A Painter, The Sea, and The Mermaid Who Haunts All of Us
Like many of us, Edvard Munch was fascinated by the sea and the mermaid his whole life
The image is iconic: a person on a bridge, hands cupping face, screaming. Norwegian painter Edvard Munch (1863 -1944) is most famous for The Scream, painted in 1893, and other haunted, haunting, melancholic works over a longer-than-sixty-year career. But he also had a little-known and career-long interest in mermaids, which reached its pinnacle in 1896 with his work, The Mermaid.
Painted as a decorative element in a private home outside Oslo in 1896, the painting was out of public view for more than a century. Since the work was acquired by the Philadelphia Museum of Art in 2003 and put on public display, we can now appreciate the deep, twilight blues and purples of night sea and night sky, the silver-gold orb of moon and the path it traces on the calm surface (a common Munch motif), and the deep browns and greens of a ghostly tree stretched like a cross to the left. We observe a deserted beach, calm but also a place of constant change, of hidden dangers, of a transition between land and sea. We witness a moment of both transformation and trepidation, as a mermaid—auburn-haired, gold-pink fleshed, unselfconsciously naked—pauses in the act of leaving both her ocean world and her mermaid form to enter a world of land and humans.

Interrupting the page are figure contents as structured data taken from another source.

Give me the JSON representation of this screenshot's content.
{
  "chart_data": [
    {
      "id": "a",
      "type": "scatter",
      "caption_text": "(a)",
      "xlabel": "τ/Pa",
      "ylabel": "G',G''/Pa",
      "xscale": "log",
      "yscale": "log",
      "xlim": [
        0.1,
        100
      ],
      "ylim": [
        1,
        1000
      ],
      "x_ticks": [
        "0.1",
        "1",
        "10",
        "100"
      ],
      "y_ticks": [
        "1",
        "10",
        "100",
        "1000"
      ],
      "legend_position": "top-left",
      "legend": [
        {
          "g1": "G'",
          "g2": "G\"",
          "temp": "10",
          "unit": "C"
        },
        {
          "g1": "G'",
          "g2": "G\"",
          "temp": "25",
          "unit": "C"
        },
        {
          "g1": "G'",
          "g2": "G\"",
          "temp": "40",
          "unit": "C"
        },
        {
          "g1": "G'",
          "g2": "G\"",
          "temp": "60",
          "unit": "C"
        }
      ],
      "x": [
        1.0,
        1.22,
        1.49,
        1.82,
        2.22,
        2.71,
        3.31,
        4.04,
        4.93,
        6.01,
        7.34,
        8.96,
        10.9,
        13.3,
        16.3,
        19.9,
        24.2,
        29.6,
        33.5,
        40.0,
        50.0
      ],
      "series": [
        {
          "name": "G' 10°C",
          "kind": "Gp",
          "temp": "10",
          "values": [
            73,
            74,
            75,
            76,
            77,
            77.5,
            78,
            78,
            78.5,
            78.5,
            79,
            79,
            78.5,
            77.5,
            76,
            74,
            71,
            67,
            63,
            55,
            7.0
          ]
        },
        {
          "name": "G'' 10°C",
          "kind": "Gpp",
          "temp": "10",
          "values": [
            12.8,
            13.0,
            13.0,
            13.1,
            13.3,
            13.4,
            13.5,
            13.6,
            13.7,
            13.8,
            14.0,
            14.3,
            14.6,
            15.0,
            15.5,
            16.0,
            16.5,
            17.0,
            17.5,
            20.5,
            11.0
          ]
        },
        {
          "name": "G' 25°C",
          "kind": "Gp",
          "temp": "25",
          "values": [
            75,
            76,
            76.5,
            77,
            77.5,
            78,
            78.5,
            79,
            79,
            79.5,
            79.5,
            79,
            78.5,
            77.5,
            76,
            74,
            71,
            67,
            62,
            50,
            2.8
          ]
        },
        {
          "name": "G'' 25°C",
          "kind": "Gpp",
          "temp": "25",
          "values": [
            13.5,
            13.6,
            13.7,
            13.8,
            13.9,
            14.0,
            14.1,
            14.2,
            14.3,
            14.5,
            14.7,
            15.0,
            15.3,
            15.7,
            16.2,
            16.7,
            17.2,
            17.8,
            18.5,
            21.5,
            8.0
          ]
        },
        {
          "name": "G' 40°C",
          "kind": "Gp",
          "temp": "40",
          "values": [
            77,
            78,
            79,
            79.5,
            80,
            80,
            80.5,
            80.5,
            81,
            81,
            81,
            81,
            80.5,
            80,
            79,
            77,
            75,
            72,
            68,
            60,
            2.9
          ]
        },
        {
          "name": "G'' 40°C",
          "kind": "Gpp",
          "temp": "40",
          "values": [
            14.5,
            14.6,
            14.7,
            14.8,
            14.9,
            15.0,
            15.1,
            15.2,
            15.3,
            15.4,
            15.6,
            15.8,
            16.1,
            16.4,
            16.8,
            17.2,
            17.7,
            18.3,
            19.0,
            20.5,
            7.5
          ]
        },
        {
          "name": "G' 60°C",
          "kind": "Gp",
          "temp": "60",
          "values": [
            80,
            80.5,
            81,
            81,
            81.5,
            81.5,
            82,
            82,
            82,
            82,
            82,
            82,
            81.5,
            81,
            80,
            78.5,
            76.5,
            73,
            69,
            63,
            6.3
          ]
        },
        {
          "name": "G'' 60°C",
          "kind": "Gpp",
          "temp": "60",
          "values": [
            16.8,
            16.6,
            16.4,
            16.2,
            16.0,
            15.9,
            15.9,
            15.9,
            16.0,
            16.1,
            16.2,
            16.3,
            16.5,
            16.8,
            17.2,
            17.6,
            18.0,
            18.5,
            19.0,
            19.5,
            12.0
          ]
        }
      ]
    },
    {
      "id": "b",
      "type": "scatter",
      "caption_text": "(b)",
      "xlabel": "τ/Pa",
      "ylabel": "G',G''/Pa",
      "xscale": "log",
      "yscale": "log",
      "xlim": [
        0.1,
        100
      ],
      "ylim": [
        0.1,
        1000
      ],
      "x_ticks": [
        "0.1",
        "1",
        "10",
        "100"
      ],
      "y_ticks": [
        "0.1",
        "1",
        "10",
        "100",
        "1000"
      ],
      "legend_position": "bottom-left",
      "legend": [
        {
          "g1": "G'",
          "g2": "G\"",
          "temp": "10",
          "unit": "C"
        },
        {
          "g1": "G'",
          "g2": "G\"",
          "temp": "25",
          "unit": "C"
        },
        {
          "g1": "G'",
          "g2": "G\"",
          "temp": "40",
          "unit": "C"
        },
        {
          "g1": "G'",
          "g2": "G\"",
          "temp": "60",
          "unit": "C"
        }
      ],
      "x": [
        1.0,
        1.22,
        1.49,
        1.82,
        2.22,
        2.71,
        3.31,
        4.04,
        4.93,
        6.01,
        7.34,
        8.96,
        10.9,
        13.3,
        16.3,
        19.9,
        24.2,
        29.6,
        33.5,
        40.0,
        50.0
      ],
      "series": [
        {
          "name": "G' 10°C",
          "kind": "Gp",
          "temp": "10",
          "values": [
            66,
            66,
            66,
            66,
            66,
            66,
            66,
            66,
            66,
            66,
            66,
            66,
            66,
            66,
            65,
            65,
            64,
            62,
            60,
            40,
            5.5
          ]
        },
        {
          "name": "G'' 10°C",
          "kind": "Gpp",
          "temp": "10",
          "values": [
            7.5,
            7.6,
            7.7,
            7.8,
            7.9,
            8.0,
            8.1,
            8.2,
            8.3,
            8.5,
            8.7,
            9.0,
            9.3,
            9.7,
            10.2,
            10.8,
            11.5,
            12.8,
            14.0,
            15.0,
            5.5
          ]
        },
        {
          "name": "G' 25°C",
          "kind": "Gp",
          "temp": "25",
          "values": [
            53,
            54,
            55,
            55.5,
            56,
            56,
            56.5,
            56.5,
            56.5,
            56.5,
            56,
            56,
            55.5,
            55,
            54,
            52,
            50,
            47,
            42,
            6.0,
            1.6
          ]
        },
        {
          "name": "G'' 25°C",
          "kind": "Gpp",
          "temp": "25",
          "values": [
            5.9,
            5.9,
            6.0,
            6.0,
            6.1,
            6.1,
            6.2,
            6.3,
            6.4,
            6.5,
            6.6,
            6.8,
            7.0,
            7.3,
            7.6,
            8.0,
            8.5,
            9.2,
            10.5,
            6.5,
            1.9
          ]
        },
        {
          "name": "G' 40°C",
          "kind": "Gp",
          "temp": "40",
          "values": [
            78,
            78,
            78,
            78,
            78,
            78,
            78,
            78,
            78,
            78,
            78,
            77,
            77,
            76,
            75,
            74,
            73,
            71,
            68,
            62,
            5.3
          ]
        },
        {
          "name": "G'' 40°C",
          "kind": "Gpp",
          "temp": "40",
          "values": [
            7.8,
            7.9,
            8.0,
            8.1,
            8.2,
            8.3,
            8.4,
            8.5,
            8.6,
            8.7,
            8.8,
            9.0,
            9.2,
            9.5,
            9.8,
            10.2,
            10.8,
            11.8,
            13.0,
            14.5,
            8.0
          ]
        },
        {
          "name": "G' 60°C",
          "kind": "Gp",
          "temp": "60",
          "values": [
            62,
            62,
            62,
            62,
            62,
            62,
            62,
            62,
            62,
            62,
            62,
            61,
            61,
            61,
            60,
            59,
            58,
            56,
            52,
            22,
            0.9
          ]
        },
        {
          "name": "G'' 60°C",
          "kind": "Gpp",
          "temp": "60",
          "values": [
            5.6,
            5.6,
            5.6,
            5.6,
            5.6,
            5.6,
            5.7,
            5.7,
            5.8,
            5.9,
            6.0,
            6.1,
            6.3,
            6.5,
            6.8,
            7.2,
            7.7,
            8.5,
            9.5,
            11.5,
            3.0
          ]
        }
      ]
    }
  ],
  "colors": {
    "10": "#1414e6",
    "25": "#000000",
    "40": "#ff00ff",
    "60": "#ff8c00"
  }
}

Mermaids were enjoying a viral moment at the time Munch painted this picture, in a revival of Scandinavian folk tales and as a feature in the works of artists in the Symbolist movement, in which symbols represent universal truths. What truths does the mermaid represent? They are avatars of liminality, of beings of both land and sea, nearly human but not. They are representatives of peril, both the terrible but mostly known dangers of the sea and of the terror of things unknown and against which we have no defense. They are manifestations of feminine power which so frightened men they remade society into a repressive patriarchy.